Every morning, Maudie O’Byrne sets two plates-one for herself, one for whatever memory might come calling. She doesn’t say grace. She never did. But she always looks at the empty chair before lifting her fork, as if waiting for it to speak.
The eggs crack louder in her kitchen than they should. The tap, once dripping, has now begun to whine. She doesn't mind. She listens to these domestic complaints the way others might listen to late-night radio-half-attentive, half-reassured.
She hasn’t opened the back door since the day the storm took the ash tree. It had stood for eighty years, right there by the hedge, bark split in places like an old coin rubbed thin. It had shaded generations. After it fell, she closed the door and turned the key, slid a small table in front of it. It groans in her sleep now, she says. So she sleeps facing the wall.
That morning, the sky was soft with mist, the kind that made the grass cling to your boots and made her old windows glaze over from the outside in. She was stirring her tea-clockwise, slow, four times exactly-when she heard the knock.
Not at the front, mind. No one used the front unless they didn’t know better. It came from the side window. Just a fingertip tap. Polite, persistent.
Maudie paused mid-stir.
“Go away," she whispered-not out of malice, but the simple sort of grief that’s grown roots.
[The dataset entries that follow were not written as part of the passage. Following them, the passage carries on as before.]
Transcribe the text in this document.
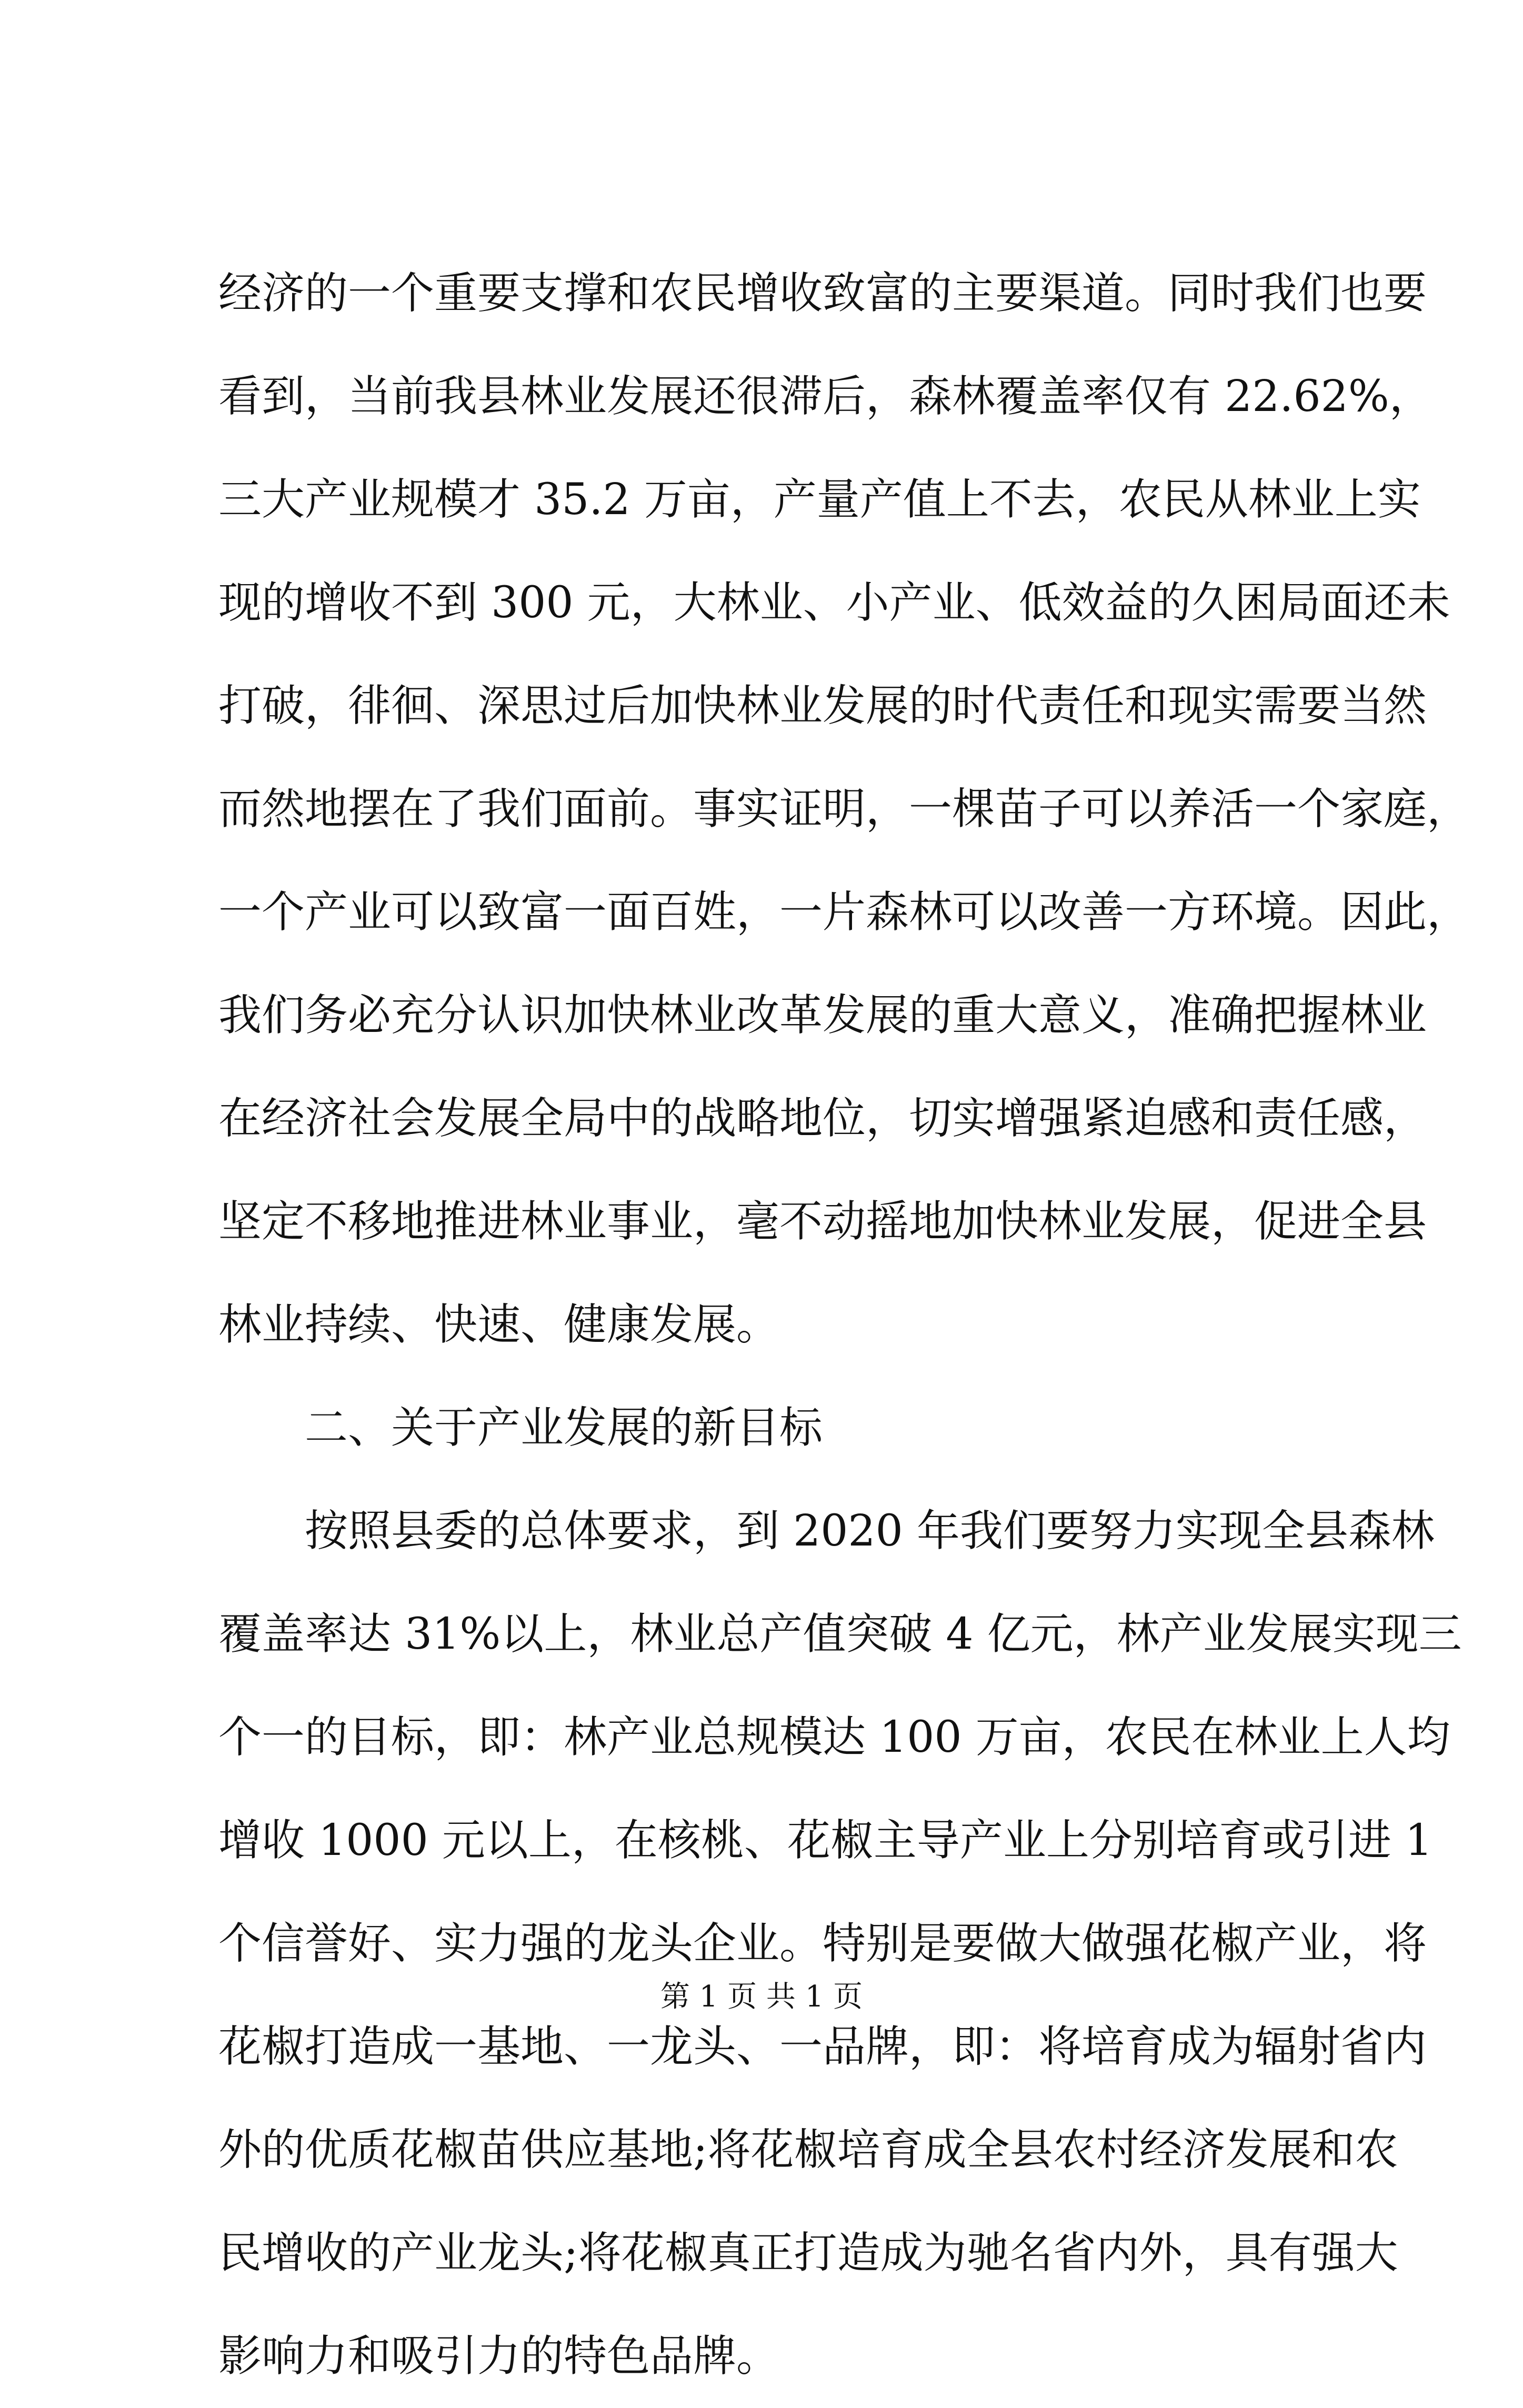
经济的一个重要支撑和农民增收致富的主要渠道。同时我们也要
看到，当前我县林业发展还很滞后，森林覆盖率仅有 22.62%，
三大产业规模才 35.2 万亩，产量产值上不去，农民从林业上实
现的增收不到 300 元，大林业、小产业、低效益的久困局面还未
打破，徘徊、深思过后加快林业发展的时代责任和现实需要当然
而然地摆在了我们面前。事实证明，一棵苗子可以养活一个家庭，
一个产业可以致富一面百姓，一片森林可以改善一方环境。因此，
我们务必充分认识加快林业改革发展的重大意义，准确把握林业
在经济社会发展全局中的战略地位，切实增强紧迫感和责任感，
坚定不移地推进林业事业，毫不动摇地加快林业发展，促进全县
林业持续、快速、健康发展。
二、关于产业发展的新目标
按照县委的总体要求，到 2020 年我们要努力实现全县森林
覆盖率达 31%以上，林业总产值突破 4 亿元，林产业发展实现三
个一的目标，即：林产业总规模达 100 万亩，农民在林业上人均
增收 1000 元以上，在核桃、花椒主导产业上分别培育或引进 1
个信誉好、实力强的龙头企业。特别是要做大做强花椒产业，将
花椒打造成一基地、一龙头、一品牌，即：将培育成为辐射省内
外的优质花椒苗供应基地;将花椒培育成全县农村经济发展和农
民增收的产业龙头;将花椒真正打造成为驰名省内外，具有强大
影响力和吸引力的特色品牌。
第 1 页 共 1 页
But the tapping continued, and finally she opened the side hatch, the old delivery window where the milk bottles once stood like soldiers.
And there he was.
Jer Maloney.
Storm-scar man himself.
“Was walking the lower path," he said. “The wet got into my boots. I saw your roof... remembered the kettle here always boiled quicker than anywhere else."
She studied him for a moment-grey around the temples now, hands tucked under his armpits like a boy caught out in the cold. Still had the gap in his front tooth. Still had the smell of wet wool and woodsmoke.
She moved aside without speaking. The invitation was in the silence, and he knew enough not to fumble it.
Inside, nothing had changed. The wallpaper still showed that faded rose trellis, one edge peeling where the ash root had lifted the tiles. He noticed it but didn’t comment.
They sat. She poured. Two cups, two plates.
“You still take two sugars?"
He nodded.
The eggs crackled in the pan. They didn’t talk about the tree. Not directly. But he glanced once at the back door, and she followed his eyes, and the silence that fell then was full of branches.
“I was here the day after," he said finally. “You weren’t answering. I brought rope and gloves."
“I know," she said. “I watched from upstairs. You left your gloves behind."
“Did I?"
“They’re in the drawer."
He looked down at his hands. “I meant to come back."
She placed the eggs on his plate. “You just did."
Outside, the rain eased. Inside, the kettle clicked off with a final, satisfied sigh. They ate slowly, as if chewing through the years. When they were finished, Maudie rose and took the plates to the sink. She rinsed them with quiet precision, then dried them with the old cloth embroidered Home is the Place We Keep Things.
She turned back and said nothing. Neither did he.
But when she lifted her cup once more to stir what remained, she stirred it just three times.